[Avodah] Evolution, Hashgachah and Tehillah

Lisa Liel lisa at starways.net
Wed Sep 21 08:07:26 PDT 2011


On 9/21/2011 9:02 AM, Micha Berger wrote:
> I got permission to share this Google+ discussion with the chevrah for a
> broader discussion. Please chime in...
>    
Hashem says that if we walk with Him b'keri, He will return keri to us.  
What I understand that to mean is that if we treat the world as though 
it's all happenstance (random), Hashem will withdraw His hashgacha and 
allow the normal course of events to have their way with us.

I've also heard, regarding the express "ein mazal l'Yisrael", that much 
of the world *does* operate randomly (based on the starting values 
defined by Hashem), and that "mazal", or chance, is how the world 
works.  But that we are exempt from that because of Hashem's hashgacha 
pratit.  It's the same issue as keri.

Think of Hashem as a trick pool shooter, kaveyachol.

http://www.youtube.com/watch?v=Tfd0GqjWD-E
http://www.youtube.com/watch?v=n9aHgsblaoQ

These are examples of how a mere human can do something relatively small 
that has amazingly complex and intentional results.  So imagine how much 
of the world Hashem determined from the get-go even without applying 
constant hashgacha to all the world.  I think this is a little like the 
old question of free will vs predestination.  Hashem could have designed 
the set of genes in Adam to contain all of the genetic variations we see 
in humans today.  Particularly when He also designed the rest of the 
world to be able to give those genes little zetzes with radiation every 
now and then.  From our point of view, it's random.  And since we can't 
quantify Hashem, it's proper to treat it as random in the context of the 
sciences of biology and evolution.  But look at those trick pool shots.  
Some of them look like someone just hit a ball a billion times and only 
kept the film of the times when balls went into the pockets as a 
result.  In other words, it can almost be seen as random as well.  
Except that we can see the pool shooter and what he does, and we can see 
how He set the shot up and got it started.  So we don't conclude that 
it's random.  The nimshal in our case is that while we can't see Hashem 
and what He does and how He set everything up, we as Jews know that He did.

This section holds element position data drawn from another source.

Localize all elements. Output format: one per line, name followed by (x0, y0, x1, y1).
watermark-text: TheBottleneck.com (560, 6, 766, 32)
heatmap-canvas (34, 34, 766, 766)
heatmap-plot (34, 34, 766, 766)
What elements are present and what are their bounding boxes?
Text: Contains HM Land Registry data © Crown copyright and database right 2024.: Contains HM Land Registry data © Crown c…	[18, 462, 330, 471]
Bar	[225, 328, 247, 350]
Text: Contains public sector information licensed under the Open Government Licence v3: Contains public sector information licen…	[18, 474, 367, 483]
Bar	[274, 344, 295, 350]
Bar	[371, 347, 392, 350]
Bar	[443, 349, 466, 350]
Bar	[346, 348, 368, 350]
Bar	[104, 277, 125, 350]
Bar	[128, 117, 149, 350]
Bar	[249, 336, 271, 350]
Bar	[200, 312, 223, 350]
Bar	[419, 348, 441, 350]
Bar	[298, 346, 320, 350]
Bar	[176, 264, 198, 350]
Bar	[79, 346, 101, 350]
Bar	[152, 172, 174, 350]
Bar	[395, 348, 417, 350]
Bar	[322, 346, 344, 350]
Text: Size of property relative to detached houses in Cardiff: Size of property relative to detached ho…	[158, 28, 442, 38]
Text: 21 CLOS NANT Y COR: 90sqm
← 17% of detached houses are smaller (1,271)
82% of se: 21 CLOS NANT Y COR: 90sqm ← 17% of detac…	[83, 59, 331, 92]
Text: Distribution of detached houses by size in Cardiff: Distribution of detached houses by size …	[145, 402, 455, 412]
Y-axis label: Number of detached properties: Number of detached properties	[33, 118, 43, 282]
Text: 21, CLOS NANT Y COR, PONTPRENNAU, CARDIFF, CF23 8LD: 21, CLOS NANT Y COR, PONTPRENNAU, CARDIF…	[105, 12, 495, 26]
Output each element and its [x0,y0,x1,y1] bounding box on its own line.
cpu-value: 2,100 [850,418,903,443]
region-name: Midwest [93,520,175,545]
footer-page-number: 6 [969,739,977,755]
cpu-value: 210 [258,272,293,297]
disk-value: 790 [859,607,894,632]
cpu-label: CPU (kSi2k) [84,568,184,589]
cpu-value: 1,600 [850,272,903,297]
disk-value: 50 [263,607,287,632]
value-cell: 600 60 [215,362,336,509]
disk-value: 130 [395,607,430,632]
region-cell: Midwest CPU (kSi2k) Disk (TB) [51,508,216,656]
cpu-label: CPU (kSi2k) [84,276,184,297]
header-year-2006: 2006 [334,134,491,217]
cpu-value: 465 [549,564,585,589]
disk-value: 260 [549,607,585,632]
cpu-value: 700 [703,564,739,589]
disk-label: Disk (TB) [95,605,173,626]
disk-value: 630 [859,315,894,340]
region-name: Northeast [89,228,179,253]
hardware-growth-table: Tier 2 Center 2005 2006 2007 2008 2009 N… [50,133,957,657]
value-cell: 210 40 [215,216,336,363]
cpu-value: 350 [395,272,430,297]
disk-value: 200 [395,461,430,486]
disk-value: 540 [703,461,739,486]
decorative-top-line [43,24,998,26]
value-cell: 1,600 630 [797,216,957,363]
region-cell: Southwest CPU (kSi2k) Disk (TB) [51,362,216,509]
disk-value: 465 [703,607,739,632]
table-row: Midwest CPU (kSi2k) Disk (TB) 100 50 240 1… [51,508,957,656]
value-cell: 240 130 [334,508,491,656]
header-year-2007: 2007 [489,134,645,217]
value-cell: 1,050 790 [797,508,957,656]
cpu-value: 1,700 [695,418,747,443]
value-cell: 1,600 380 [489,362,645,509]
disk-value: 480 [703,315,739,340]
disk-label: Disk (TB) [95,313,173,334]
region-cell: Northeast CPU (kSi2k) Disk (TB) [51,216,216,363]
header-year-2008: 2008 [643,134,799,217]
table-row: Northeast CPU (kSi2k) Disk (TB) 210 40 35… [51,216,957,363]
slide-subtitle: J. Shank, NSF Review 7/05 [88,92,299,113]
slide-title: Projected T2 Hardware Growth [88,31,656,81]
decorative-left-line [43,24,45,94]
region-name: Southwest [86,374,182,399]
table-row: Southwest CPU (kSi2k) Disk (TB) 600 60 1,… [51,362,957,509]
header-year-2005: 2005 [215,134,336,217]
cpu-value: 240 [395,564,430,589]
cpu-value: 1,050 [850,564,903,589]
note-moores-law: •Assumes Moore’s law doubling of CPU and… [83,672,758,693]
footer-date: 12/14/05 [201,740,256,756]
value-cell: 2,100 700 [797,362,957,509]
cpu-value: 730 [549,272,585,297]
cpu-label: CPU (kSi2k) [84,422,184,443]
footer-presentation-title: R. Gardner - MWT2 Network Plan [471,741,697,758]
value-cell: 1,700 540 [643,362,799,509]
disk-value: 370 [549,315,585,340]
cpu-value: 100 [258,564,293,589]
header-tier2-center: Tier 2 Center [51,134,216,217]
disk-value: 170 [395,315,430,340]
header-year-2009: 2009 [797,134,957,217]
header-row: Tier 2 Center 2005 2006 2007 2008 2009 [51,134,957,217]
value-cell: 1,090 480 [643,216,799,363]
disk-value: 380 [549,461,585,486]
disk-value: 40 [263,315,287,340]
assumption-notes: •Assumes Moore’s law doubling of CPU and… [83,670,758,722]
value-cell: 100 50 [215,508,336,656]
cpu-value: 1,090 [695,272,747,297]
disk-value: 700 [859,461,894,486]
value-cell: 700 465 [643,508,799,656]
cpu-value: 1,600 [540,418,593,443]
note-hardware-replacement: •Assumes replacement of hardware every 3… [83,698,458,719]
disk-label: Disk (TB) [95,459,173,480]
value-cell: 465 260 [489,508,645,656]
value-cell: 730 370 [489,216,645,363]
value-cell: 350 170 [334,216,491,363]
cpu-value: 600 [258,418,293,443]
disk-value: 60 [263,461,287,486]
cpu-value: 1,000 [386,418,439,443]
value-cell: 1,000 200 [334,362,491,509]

One final note about evolution.  Even if it can be determined that some 
species evolved from other species, there is no scientific basis for the 
idea that *all* species evolved from other species.  That's a fallacy.  
Extrapolating evolution back to a single point origin is equally 
fallacious.  If you eliminate Hashem as a possibility, it may seem to be 
the only reasonable conclusion, but since you can no more disprove 
Hashem's existence than you can prove it, universal evolution and single 
point origin evolution are not actually science, but mere conjecture.